Career highlights and awards
- Led National League pitchers with four games finished;

= Mike Golden (baseball) =

American baseball player (1851–1929)

Michael Henry Golden (September 11, 1851 - January 11, 1929) was an American Major League Baseball player who pitched and played in the outfield for three teams during his two season career.

==Career==
Born in Shirley, Massachusetts, Golden made his debut on May 4, 1875 for the Keokuk Westerns of the National Association. He was their starting pitcher for all 13 games the team was in the Association, completing all 13, with 113 innings pitched, a 2.79 ERA, and won just one game against 12 losses. When the Westerns folded, he signed with the Chicago White Stockings for the rest of the season. He pitched 119 innings in 14 games pitched for the White Stockings, with a 2.79 ERA, a 6-7 W-L records, 12 complete games, and one shutout. In addition to pitching, he also played 27 games in the outfield. In total, he played in 39 games, hitting .258, and scored 16 runs.

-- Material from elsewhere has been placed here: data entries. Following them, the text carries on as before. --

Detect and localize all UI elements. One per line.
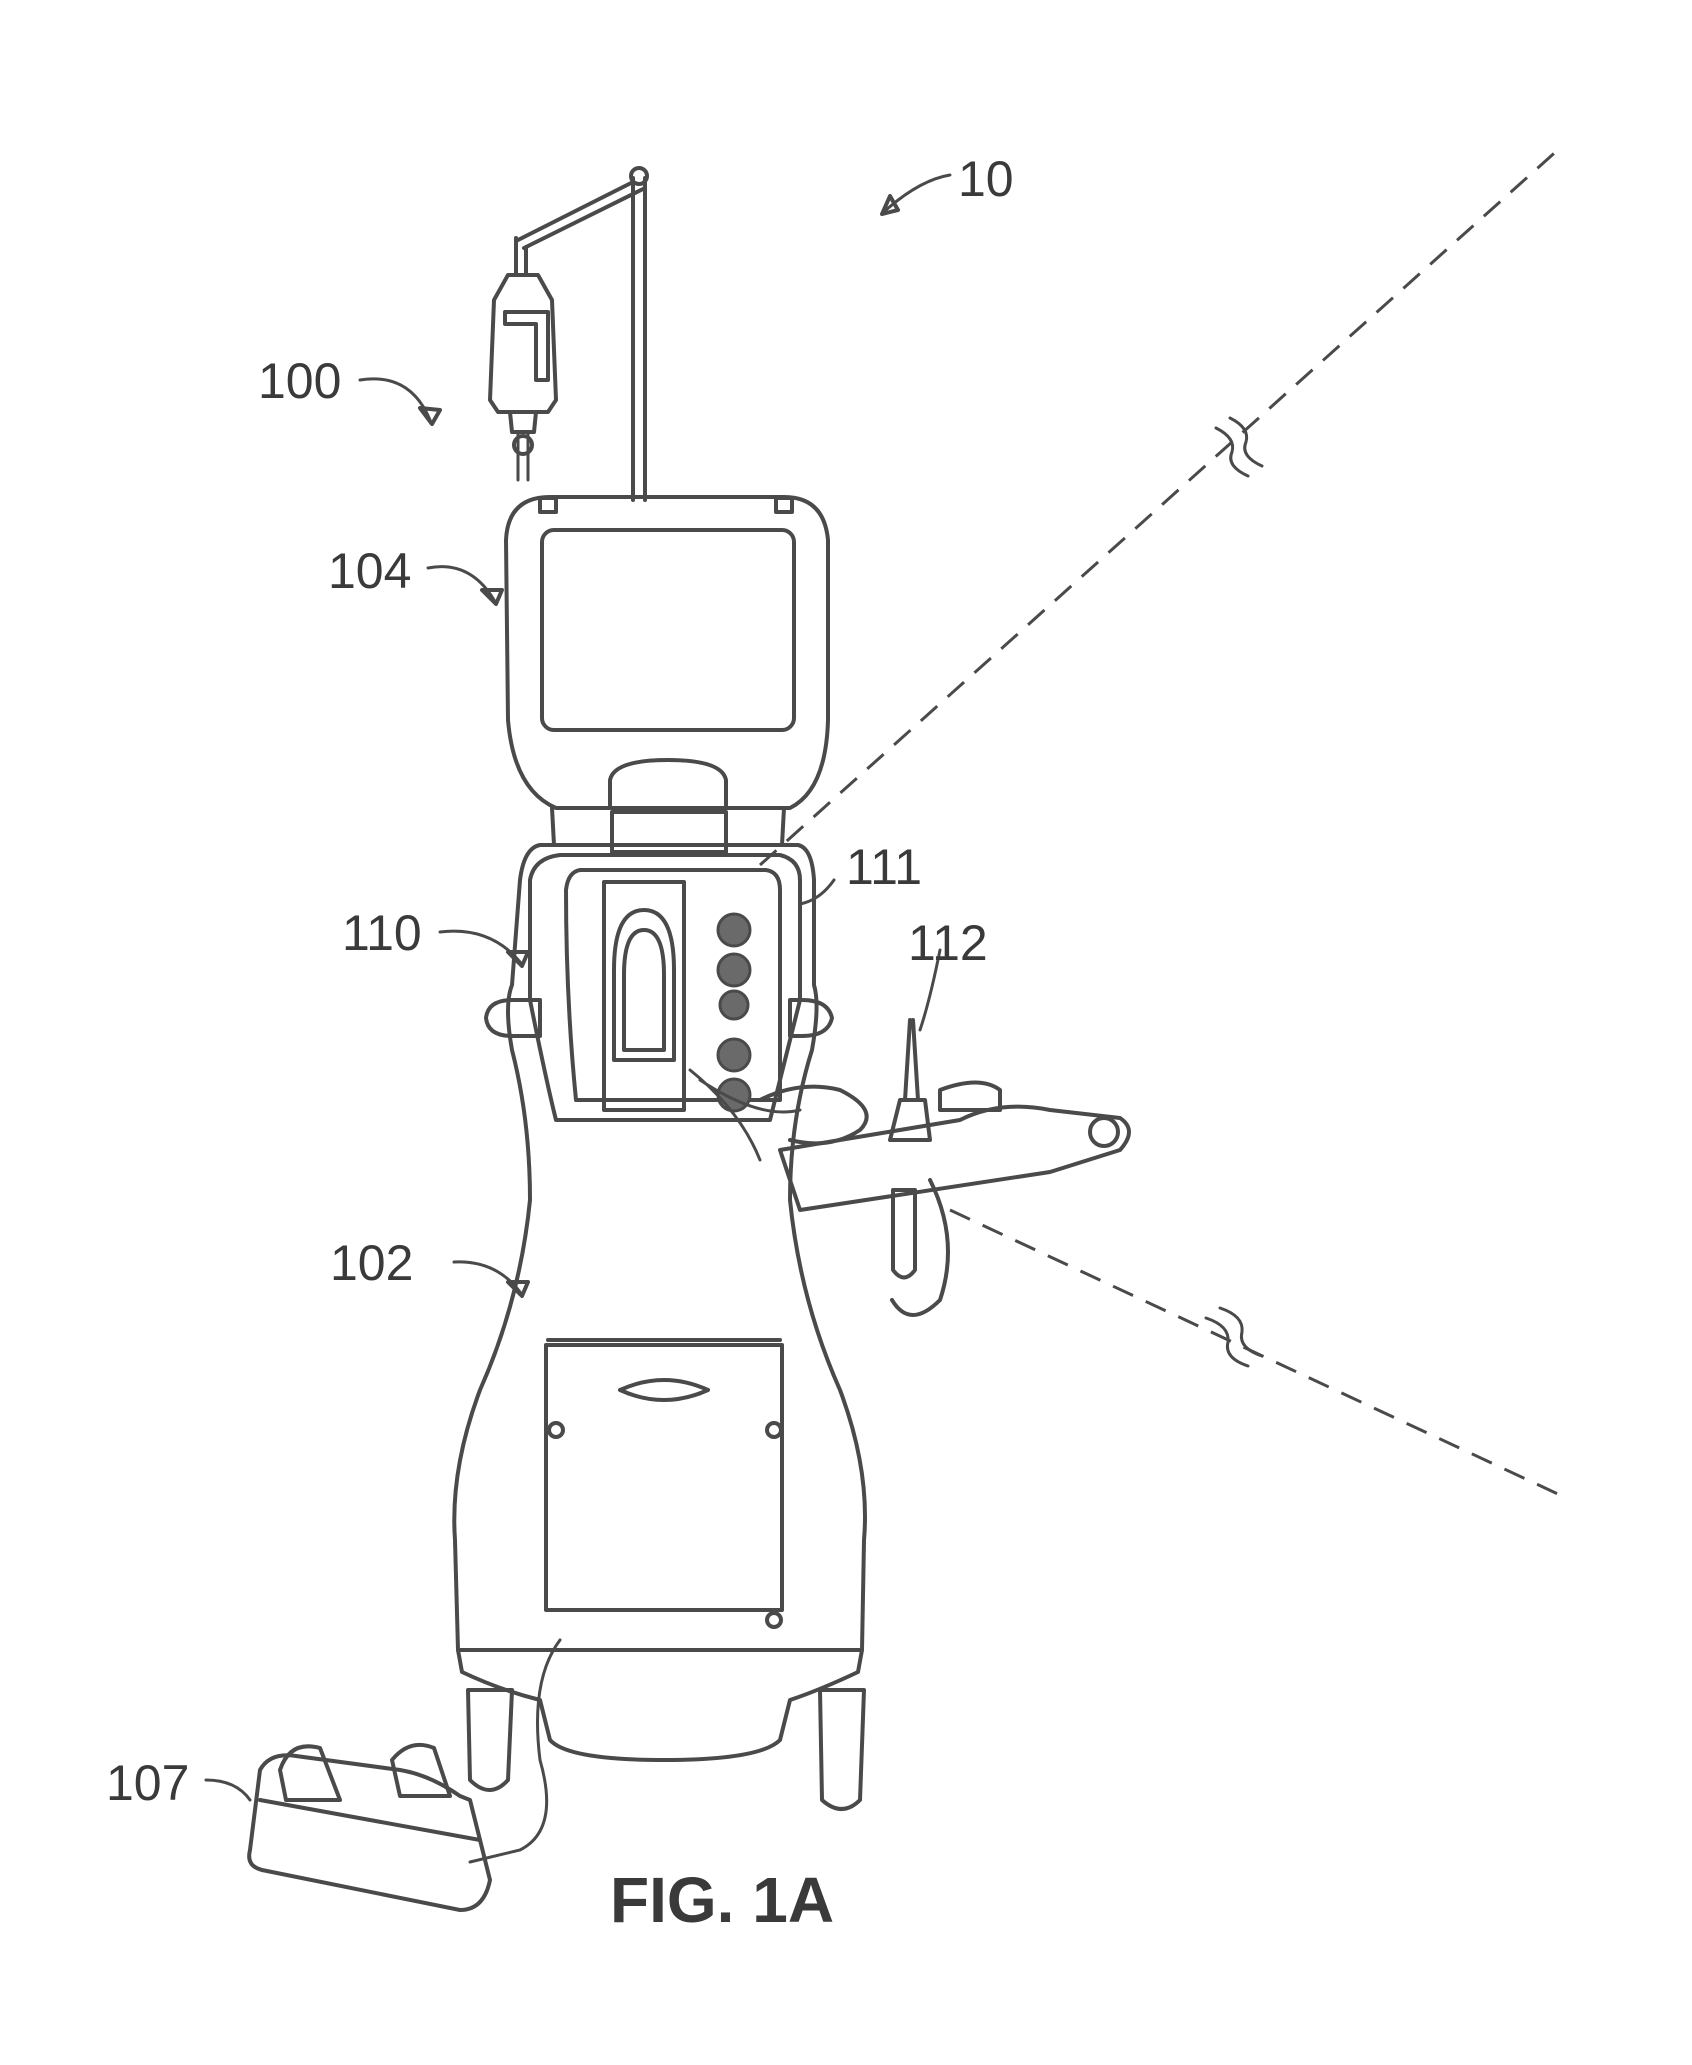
- display-monitor: [504, 495, 830, 810]
- label-111: 111: [846, 839, 922, 895]
- label-112: 112: [908, 915, 988, 971]
- figure-caption: FIG. 1A: [610, 1864, 834, 1936]
- iv-bottle: [488, 273, 558, 482]
- label-104: 104: [328, 543, 411, 599]
- handpiece-tray: [688, 1018, 1131, 1317]
- label-107: 107: [106, 1755, 189, 1811]
- label-100: 100: [258, 353, 341, 409]
- label-102: 102: [330, 1235, 413, 1291]
- leader-lines: [204, 173, 952, 1802]
- label-10: 10: [958, 151, 1014, 207]
- label-110: 110: [342, 905, 422, 961]
- extension-lines: [758, 146, 1562, 1497]
- console-body: [452, 806, 867, 1811]
- foot-pedal: [247, 1638, 562, 1912]
- iv-pole: [514, 166, 649, 502]
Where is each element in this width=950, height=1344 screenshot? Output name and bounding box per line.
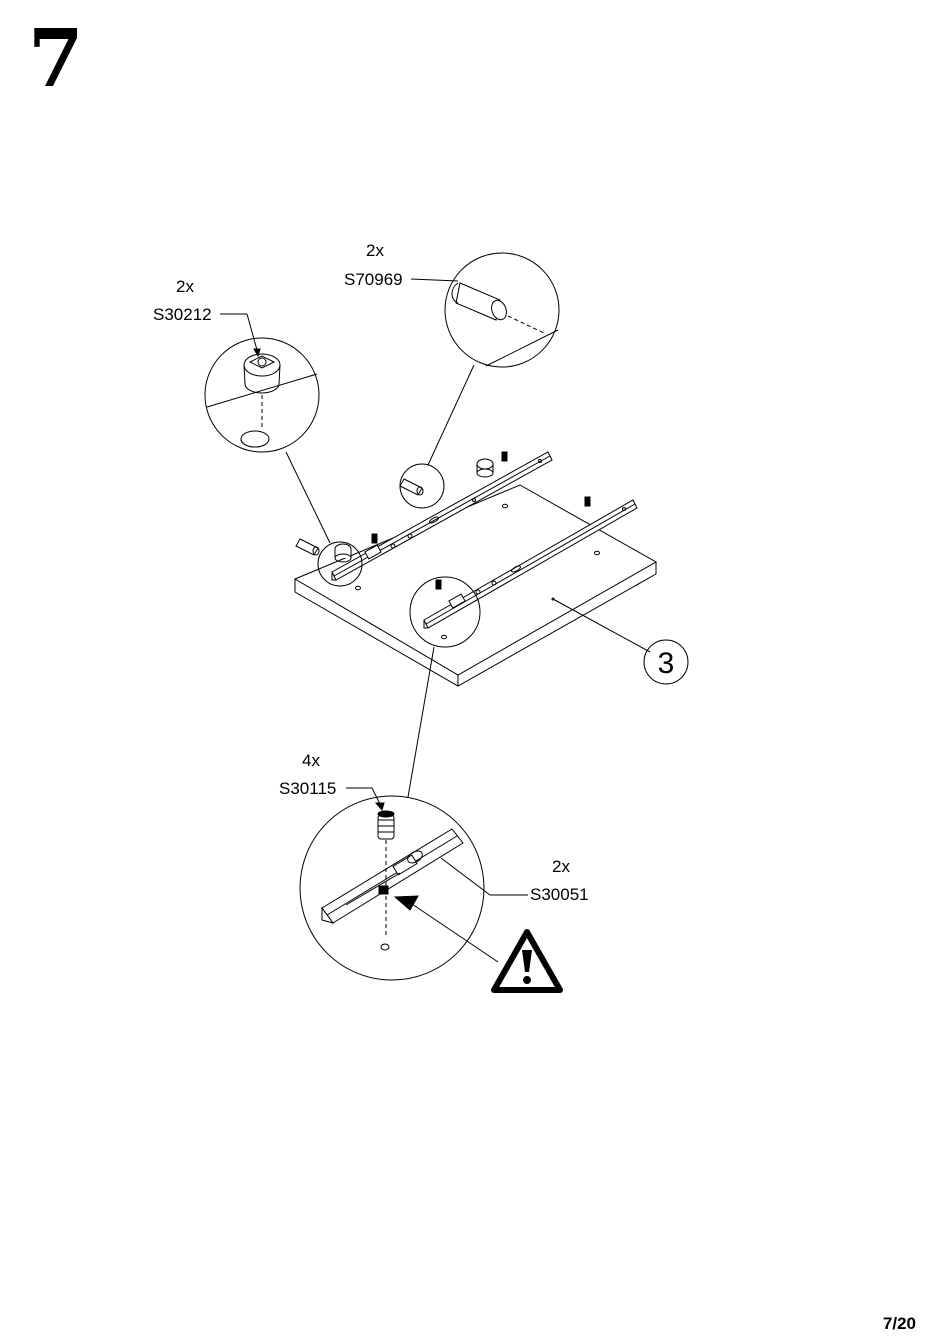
page-number: 7/20 (883, 1314, 916, 1334)
dowel-detail (445, 253, 559, 367)
cam-lock-detail (205, 338, 319, 452)
panel-board (295, 485, 656, 686)
warning-triangle-icon (494, 932, 560, 990)
panel-number: 3 (658, 647, 675, 680)
screw-slide-detail (300, 796, 484, 980)
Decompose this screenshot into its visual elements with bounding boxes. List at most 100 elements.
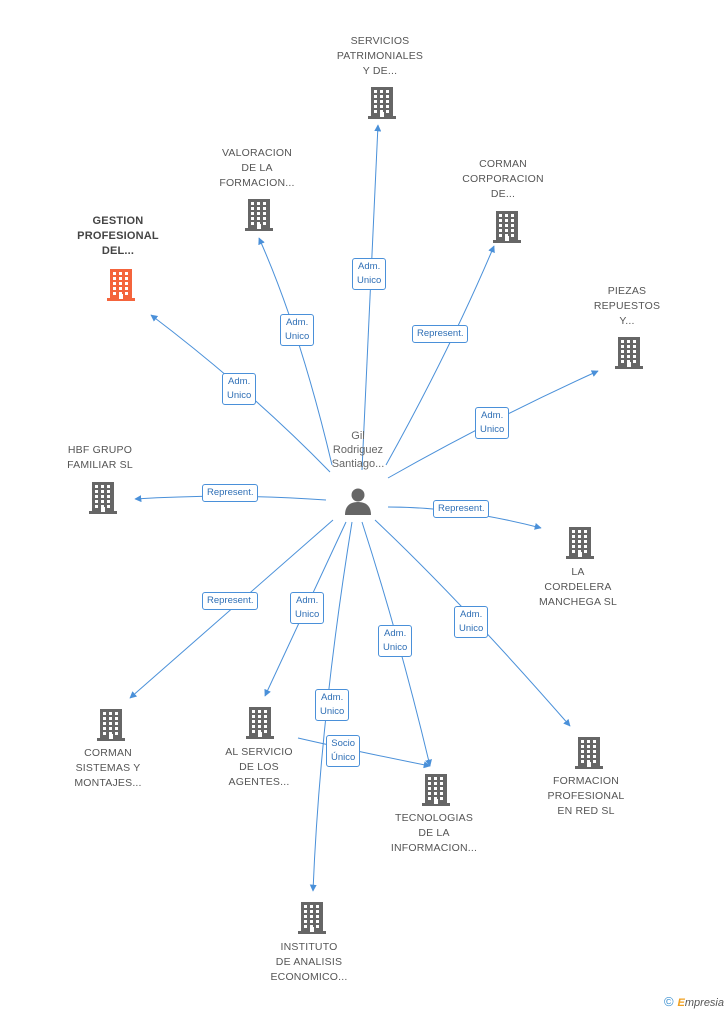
relation-badge-text: Unico bbox=[285, 331, 310, 342]
building-icon[interactable] bbox=[421, 772, 451, 811]
building-icon[interactable] bbox=[244, 197, 274, 236]
relation-badge-text: Adm. bbox=[384, 628, 407, 639]
relation-badge-text: Unico bbox=[383, 642, 408, 653]
center-name-line: Rodriguez bbox=[332, 444, 384, 456]
relation-badge-text: Represent. bbox=[417, 328, 464, 339]
company-label-line: ECONOMICO... bbox=[270, 971, 348, 983]
company-label-line: FAMILIAR SL bbox=[67, 459, 133, 471]
company-label-alservicio[interactable]: AL SERVICIO DE LOS AGENTES... bbox=[199, 745, 319, 790]
company-label-line: Y DE... bbox=[362, 65, 398, 77]
relation-badge-text: Represent. bbox=[207, 595, 254, 606]
company-label-line: CORDELERA bbox=[544, 581, 612, 593]
building-icon[interactable] bbox=[492, 209, 522, 248]
relation-badge-text: Socio bbox=[331, 738, 356, 749]
company-label-gestion[interactable]: GESTION PROFESIONAL DEL... bbox=[58, 214, 178, 259]
relation-badge-text: Unico bbox=[227, 390, 252, 401]
relation-badge-valoracion[interactable]: Adm.Unico bbox=[280, 314, 315, 346]
relation-badge-text: Único bbox=[331, 752, 356, 763]
company-label-line: MANCHEGA SL bbox=[538, 596, 618, 608]
building-icon[interactable] bbox=[565, 525, 595, 564]
company-label-line: AL SERVICIO bbox=[225, 746, 293, 758]
building-icon[interactable] bbox=[245, 705, 275, 744]
building-icon[interactable] bbox=[88, 480, 118, 519]
company-label-line: DE ANALISIS bbox=[275, 956, 343, 968]
company-label-line: PROFESIONAL bbox=[547, 790, 625, 802]
company-label-line: CORMAN bbox=[479, 158, 527, 170]
building-icon[interactable] bbox=[367, 85, 397, 124]
person-icon[interactable] bbox=[343, 486, 373, 521]
company-label-line: DE LOS bbox=[239, 761, 279, 773]
company-label-servicios[interactable]: SERVICIOS PATRIMONIALES Y DE... bbox=[320, 34, 440, 79]
relation-badge-text: Unico bbox=[320, 706, 345, 717]
company-label-line: REPUESTOS bbox=[593, 300, 661, 312]
relation-badge-corman-sis[interactable]: Represent. bbox=[202, 592, 259, 610]
company-label-line: PATRIMONIALES bbox=[336, 50, 424, 62]
company-label-line: DE... bbox=[490, 188, 516, 200]
company-label-line: AGENTES... bbox=[228, 776, 290, 788]
relation-badge-alservicio[interactable]: Adm. Unico bbox=[290, 592, 325, 624]
relation-badge-text: Unico bbox=[459, 623, 484, 634]
center-name-line: Gil bbox=[351, 430, 365, 442]
company-label-line: SERVICIOS bbox=[350, 35, 410, 47]
building-icon[interactable] bbox=[574, 735, 604, 774]
building-icon[interactable] bbox=[297, 900, 327, 939]
company-label-line: INFORMACION... bbox=[390, 842, 478, 854]
company-label-hbf[interactable]: HBF GRUPO FAMILIAR SL bbox=[40, 443, 160, 473]
company-label-line: FORMACION... bbox=[219, 177, 295, 189]
relation-badge-text: Adm. bbox=[358, 261, 381, 272]
brand-initial: E bbox=[677, 997, 685, 1009]
relation-badge-tecnologias[interactable]: Adm. Unico bbox=[378, 625, 413, 657]
building-icon[interactable] bbox=[106, 267, 136, 306]
company-label-line: HBF GRUPO bbox=[67, 444, 133, 456]
building-icon[interactable] bbox=[96, 707, 126, 746]
relation-badge-corman-corp[interactable]: Represent. bbox=[412, 325, 469, 343]
company-label-line: Y... bbox=[619, 315, 635, 327]
relation-badge-text: Unico bbox=[295, 609, 320, 620]
building-icon[interactable] bbox=[614, 335, 644, 374]
relation-badge-text: Unico bbox=[480, 424, 505, 435]
company-label-line: INSTITUTO bbox=[280, 941, 338, 953]
company-label-line: CORPORACION bbox=[462, 173, 544, 185]
relation-badge-servicios[interactable]: Adm. Unico bbox=[352, 258, 387, 290]
company-label-line: GESTION bbox=[92, 215, 144, 227]
company-label-instituto[interactable]: INSTITUTO DE ANALISIS ECONOMICO... bbox=[249, 940, 369, 985]
relation-badge-text: Unico bbox=[357, 275, 382, 286]
relation-badge-text: Represent. bbox=[207, 487, 254, 498]
relation-edge-servicios bbox=[361, 124, 382, 471]
relation-badge-text: Adm. bbox=[228, 376, 251, 387]
company-label-line: CORMAN bbox=[84, 747, 132, 759]
company-label-line: DE LA bbox=[418, 827, 450, 839]
relation-badge-gestion[interactable]: Adm. Unico bbox=[222, 373, 257, 405]
company-label-line: LA bbox=[571, 566, 585, 578]
company-label-line: MONTAJES... bbox=[74, 777, 142, 789]
relation-badge-instituto[interactable]: Adm. Unico bbox=[315, 689, 350, 721]
relation-badge-text: Adm. bbox=[460, 609, 483, 620]
relation-badge-text: Adm. bbox=[296, 595, 319, 606]
relation-edge-corman-corp bbox=[385, 245, 495, 466]
relation-badge-cordelera[interactable]: Represent. bbox=[433, 500, 490, 518]
center-name-line: Santiago... bbox=[331, 458, 385, 470]
company-label-tecnologias[interactable]: TECNOLOGIAS DE LA INFORMACION... bbox=[374, 811, 494, 856]
company-label-line: FORMACION bbox=[553, 775, 619, 787]
company-label-line: PIEZAS bbox=[607, 285, 647, 297]
relation-badge-text: Adm. bbox=[321, 692, 344, 703]
company-label-line: TECNOLOGIAS bbox=[394, 812, 474, 824]
company-label-cordelera[interactable]: LA CORDELERA MANCHEGA SL bbox=[518, 565, 638, 610]
company-label-valoracion[interactable]: VALORACION DE LA FORMACION... bbox=[197, 146, 317, 191]
company-label-corman-corp[interactable]: CORMAN CORPORACION DE... bbox=[443, 157, 563, 202]
relation-badge-hbf[interactable]: Represent. bbox=[202, 484, 259, 502]
company-label-piezas[interactable]: PIEZAS REPUESTOS Y... bbox=[567, 284, 687, 329]
company-label-line: VALORACION bbox=[221, 147, 293, 159]
relation-badge-piezas[interactable]: Adm. Unico bbox=[475, 407, 510, 439]
relation-badge-text: Adm. bbox=[481, 410, 504, 421]
company-label-line: DEL... bbox=[101, 245, 135, 257]
brand-footer: ©Empresia bbox=[664, 994, 724, 1009]
center-person-name[interactable]: Gil Rodriguez Santiago... bbox=[303, 429, 413, 471]
relation-badge-formacion[interactable]: Adm. Unico bbox=[454, 606, 489, 638]
copyright-icon: © bbox=[663, 994, 674, 1009]
company-label-line: PROFESIONAL bbox=[77, 230, 159, 242]
company-label-line: DE LA bbox=[241, 162, 273, 174]
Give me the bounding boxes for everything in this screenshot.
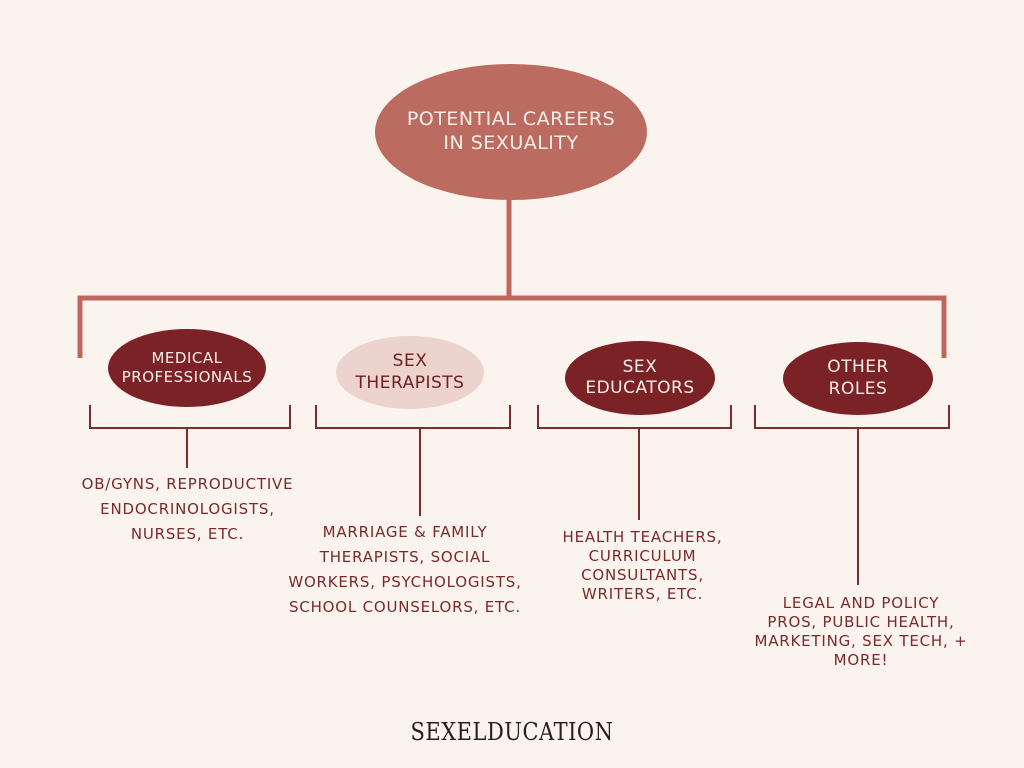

The only other season he played at the top level of professional baseball, and his only "Major League" season, was for the 1878 Milwaukee Grays of the National League. He pitched in 22 games that year, starting 18, and led the league with four games finished. He again played in the outfield when he didn't pitch, playing in a total of 55 games for the Grays, hitting .206, had 3-13 pitching record, and a 4.14 ERA. Golden's career totals include a 10-32 pitching record, a 2.79 ERA, and a .217 batting average in 107 total games played, 49 games as a pitcher.

==Post-career==
Golden died in Rockford, Illinois at the age of 77, and is interred at Saint Mary and Saint James Cemetery in Rockford.